担任の益山正広教諭は「児童から誰かの、何かの役に立ちたいという強い意志を感じた」という。そこで、総合的な学習の時間のテーマを「横浜捺染」に設定。児童がデザインしたバンダナを捺染で作ることにした。
同校には指定のバンダナがなく、他校の児童も集まる遠足などの際に目印となる物がなくて困っていた。そのため、校章を入れたオリジナルバンダナ作りに取り掛かった。
しかし、捺染でのバンダナ作りには多額の費用が必要。児童は夏休みの間にインターネットを使って資金を募るCFの存在を知り、製作費集めに使えないかと考えた。益山教諭は、保護者や校長、教育委員会に経緯や児童の思いを説明。了承を得て、CFサイト「レディーフォー」で製作費40万円を募る企画を9月10日にスタートさせた。

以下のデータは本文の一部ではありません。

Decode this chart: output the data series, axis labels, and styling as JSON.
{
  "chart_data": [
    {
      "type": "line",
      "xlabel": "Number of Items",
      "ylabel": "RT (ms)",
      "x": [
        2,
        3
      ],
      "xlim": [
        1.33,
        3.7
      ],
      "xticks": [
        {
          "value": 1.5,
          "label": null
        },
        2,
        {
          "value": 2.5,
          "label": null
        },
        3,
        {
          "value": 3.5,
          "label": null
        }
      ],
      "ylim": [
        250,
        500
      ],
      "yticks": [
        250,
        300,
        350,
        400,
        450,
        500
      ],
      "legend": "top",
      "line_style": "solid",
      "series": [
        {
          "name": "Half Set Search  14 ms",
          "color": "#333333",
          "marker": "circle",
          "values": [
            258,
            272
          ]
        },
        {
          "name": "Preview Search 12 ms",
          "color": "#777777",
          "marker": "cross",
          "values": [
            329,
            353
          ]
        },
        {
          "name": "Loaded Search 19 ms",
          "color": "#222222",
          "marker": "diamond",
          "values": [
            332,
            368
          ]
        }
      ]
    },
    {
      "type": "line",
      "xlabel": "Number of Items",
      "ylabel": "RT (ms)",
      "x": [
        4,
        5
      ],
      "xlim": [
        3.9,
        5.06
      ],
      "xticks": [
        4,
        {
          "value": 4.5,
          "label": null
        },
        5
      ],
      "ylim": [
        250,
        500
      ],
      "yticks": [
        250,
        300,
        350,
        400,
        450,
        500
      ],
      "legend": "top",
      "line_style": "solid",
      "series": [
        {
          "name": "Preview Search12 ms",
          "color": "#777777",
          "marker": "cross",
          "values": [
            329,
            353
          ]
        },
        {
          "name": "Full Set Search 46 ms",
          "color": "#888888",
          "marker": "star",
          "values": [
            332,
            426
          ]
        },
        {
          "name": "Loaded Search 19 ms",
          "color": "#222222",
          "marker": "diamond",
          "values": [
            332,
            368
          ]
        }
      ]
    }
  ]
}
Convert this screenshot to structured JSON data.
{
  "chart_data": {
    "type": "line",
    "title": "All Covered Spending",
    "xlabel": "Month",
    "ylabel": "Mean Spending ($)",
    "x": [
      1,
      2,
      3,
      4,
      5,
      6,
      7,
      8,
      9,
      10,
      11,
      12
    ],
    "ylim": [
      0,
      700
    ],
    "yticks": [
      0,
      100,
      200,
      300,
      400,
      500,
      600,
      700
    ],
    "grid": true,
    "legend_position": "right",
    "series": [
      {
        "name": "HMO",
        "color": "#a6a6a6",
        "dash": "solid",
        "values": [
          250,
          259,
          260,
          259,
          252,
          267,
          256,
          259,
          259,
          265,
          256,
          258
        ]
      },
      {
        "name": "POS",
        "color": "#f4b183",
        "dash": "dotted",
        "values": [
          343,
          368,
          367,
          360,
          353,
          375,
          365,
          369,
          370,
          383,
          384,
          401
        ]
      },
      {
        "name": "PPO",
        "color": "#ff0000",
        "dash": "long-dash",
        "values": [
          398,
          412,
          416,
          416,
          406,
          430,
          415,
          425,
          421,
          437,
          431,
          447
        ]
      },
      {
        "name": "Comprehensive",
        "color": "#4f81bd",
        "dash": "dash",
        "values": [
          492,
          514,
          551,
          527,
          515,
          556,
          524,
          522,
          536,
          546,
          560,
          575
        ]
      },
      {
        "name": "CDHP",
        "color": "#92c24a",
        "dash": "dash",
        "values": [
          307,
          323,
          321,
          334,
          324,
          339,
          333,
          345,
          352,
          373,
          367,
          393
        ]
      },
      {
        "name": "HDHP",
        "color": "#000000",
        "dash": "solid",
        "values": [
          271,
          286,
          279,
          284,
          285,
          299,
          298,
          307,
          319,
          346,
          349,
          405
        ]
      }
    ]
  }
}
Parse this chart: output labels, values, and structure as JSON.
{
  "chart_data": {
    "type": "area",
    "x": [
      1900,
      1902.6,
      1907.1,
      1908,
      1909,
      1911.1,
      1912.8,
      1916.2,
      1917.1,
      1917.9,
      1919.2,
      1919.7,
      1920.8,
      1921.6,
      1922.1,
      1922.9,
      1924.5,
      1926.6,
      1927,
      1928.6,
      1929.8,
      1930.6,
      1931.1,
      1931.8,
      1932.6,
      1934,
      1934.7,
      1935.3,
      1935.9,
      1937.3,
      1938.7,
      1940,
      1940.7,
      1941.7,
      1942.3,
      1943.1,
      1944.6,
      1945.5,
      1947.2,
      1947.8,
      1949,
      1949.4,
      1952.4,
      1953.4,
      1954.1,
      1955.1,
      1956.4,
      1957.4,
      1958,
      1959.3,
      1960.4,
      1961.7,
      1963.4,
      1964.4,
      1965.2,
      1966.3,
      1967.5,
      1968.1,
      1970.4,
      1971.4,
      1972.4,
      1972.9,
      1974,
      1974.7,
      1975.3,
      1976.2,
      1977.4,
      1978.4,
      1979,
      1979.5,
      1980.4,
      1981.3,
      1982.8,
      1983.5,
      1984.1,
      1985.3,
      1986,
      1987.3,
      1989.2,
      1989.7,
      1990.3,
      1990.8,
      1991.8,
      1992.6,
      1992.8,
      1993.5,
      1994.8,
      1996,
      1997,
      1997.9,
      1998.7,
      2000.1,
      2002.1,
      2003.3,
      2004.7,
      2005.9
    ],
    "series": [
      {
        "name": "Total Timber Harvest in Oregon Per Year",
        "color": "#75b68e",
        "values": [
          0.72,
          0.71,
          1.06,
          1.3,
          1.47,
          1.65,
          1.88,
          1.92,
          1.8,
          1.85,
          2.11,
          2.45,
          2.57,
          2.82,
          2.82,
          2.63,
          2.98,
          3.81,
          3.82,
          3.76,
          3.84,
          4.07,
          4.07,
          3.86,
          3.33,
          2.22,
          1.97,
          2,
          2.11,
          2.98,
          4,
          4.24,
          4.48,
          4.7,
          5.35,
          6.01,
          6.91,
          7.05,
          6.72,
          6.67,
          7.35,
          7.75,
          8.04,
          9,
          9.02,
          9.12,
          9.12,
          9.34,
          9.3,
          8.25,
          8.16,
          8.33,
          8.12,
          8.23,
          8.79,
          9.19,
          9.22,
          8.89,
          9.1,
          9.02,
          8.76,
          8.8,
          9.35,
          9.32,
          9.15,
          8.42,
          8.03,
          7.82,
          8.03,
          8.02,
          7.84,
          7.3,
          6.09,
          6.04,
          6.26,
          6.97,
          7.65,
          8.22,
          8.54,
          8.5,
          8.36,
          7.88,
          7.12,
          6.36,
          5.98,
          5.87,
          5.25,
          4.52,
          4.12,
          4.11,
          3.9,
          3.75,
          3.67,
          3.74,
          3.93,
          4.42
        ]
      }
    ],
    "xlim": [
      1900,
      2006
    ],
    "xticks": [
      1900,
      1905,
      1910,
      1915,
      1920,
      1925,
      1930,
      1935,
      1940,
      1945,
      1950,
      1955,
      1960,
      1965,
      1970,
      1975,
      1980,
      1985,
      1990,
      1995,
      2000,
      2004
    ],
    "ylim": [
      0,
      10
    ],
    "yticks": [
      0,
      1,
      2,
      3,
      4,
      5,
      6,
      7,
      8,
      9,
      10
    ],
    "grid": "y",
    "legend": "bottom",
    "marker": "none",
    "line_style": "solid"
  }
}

益山教師は「CFは顔が見えない人にもプロジェクトを伝える必要がある。情報発信の方法やコミュニケーションの取り方を考えるきっかけになっている」と話し、単に資金を集めるだけでなく、考える力を養うことにつながっているという。
児童は内藤さんから話を聞いたり、捺染工場を見学するなどして、バンダナ作りを進める。同校の校章を模したバンダナのほかに、組合のメンバーと協力して開港160周年を記念したものも作る予定。CFは9月23日までに58人から42万5千円が寄せられ、当初の目標はクリアした。
内藤さんによると、捺染工場は最盛期、市内に約130カ所あったが、現在は10カ所以下。児童の挑戦に「最初は驚いたが、真剣に取り組んでくれて嬉しい」と全力で児童に協力していく。